Ha fatto molto discutere la motivazione della sentenza  della Corte d’appello di Milano, la quale ha ridotto la precedente pena di cinque anni, comminata dal Tribunale di Monza, a 4 anni e 4 mesi nei confronti di un 63enne di nazionalità rumena, accusato di aver sequestrato per un’intera notte la compagna, sua connazionale, nella loro roulotte e di averla picchiata e violentata fino all’alba.

Nella sentenza si legge che l’uomo risultava “esasperato dalla condotta troppo disinvolta” della povera donna a causa di presunte e non meglio specificate “relazioni della donna con altri uomini”, pur avvenendo il tutto in un “contesto familiare degradato” in cui viveva la coppia.

A parere della Corte, inoltre, avrebbero creato una situazione ritenuta “indice di una più scarsa intensità del dolo“.

L’episodio risale alla mezzanotte dell’8 giugno 2019, quando a Vimercate (in provincia di Monza) l’uomo inizia ad insultare la compagna, accusandola di averlo tradito “con uomini conosciuti su Facebook“.

Immediatamente dopo la minaccia di morte, le punta un coltello al viso, la colpisce con un tavolino di legno e inizia a prenderla a pugni sul viso. Incurante delle terribili urla, le assesta pugni “così forti da farle mancare il fiato” e poi la aggredisce sequestrandola per un’intera notte, imponendole atti sessuali.

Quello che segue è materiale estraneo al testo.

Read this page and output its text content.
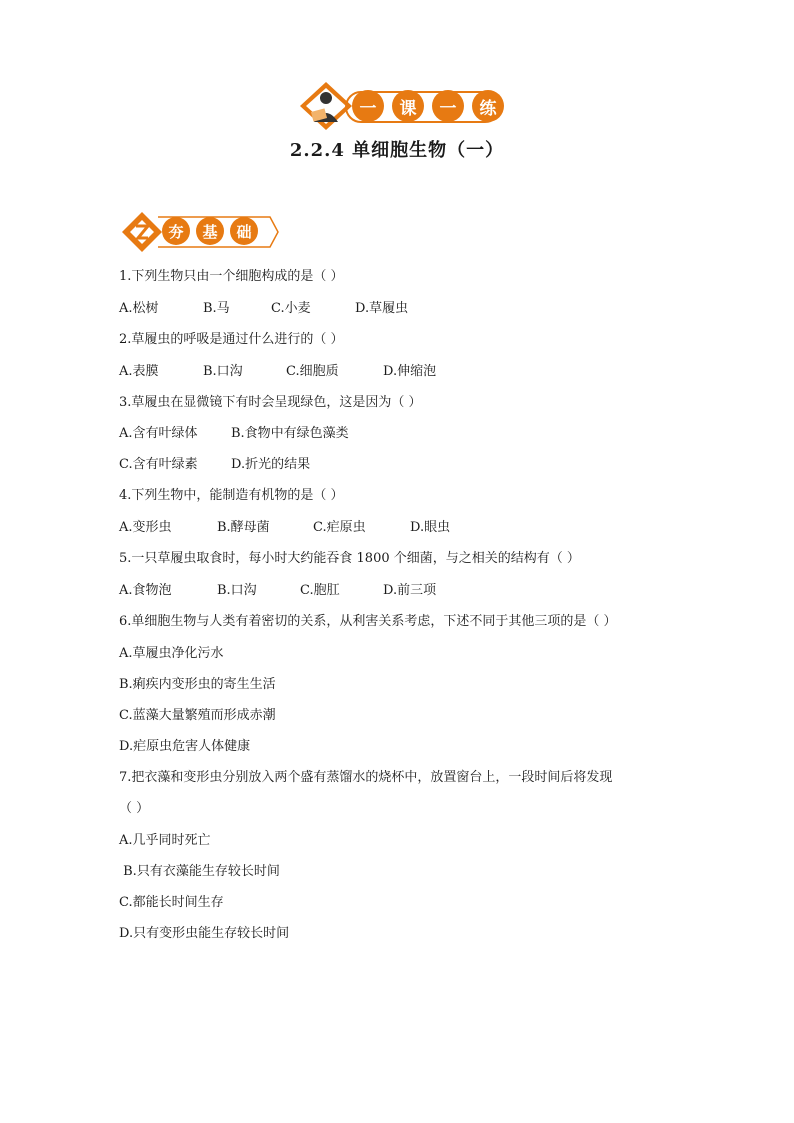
一	课	一	练
2.2.4 单细胞生物（一）
夯	基	础
1.下列生物只由一个细胞构成的是（ ）
A.松树	B.马	C.小麦	D.草履虫
2.草履虫的呼吸是通过什么进行的（ ）
A.表膜	B.口沟	C.细胞质	D.伸缩泡
3.草履虫在显微镜下有时会呈现绿色，这是因为（ ）
A.含有叶绿体	B.食物中有绿色藻类
C.含有叶绿素	D.折光的结果
4.下列生物中，能制造有机物的是（ ）
A.变形虫	B.酵母菌	C.疟原虫	D.眼虫
5.一只草履虫取食时，每小时大约能吞食 1800 个细菌，与之相关的结构有（ ）
A.食物泡	B.口沟	C.胞肛	D.前三项
6.单细胞生物与人类有着密切的关系，从利害关系考虑，下述不同于其他三项的是（ ）
A.草履虫净化污水
B.痢疾内变形虫的寄生生活
C.蓝藻大量繁殖而形成赤潮
D.疟原虫危害人体健康
7.把衣藻和变形虫分别放入两个盛有蒸馏水的烧杯中，放置窗台上，一段时间后将发现
（ ）
A.几乎同时死亡
B.只有衣藻能生存较长时间
C.都能长时间生存
D.只有变形虫能生存较长时间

Nelle motivazioni della sentenza si legge che l’intensità del dolo di quei tre reati fosse attenuata dal fatto che l’uomo, definito “mite” sia stato “esasperato dalla condotta troppo disinvolta della donna”, condotta presunta, riportata dalla difesa del carnefice “che aveva passivamente subìto sino a quel momento”.

Tali considerazioni, all’apparenza piuttosto superficiali, risultano essere un pericoloso precedente, visto l’allarme sociale derivante dai crescenti episodi di femminicidio in Italia.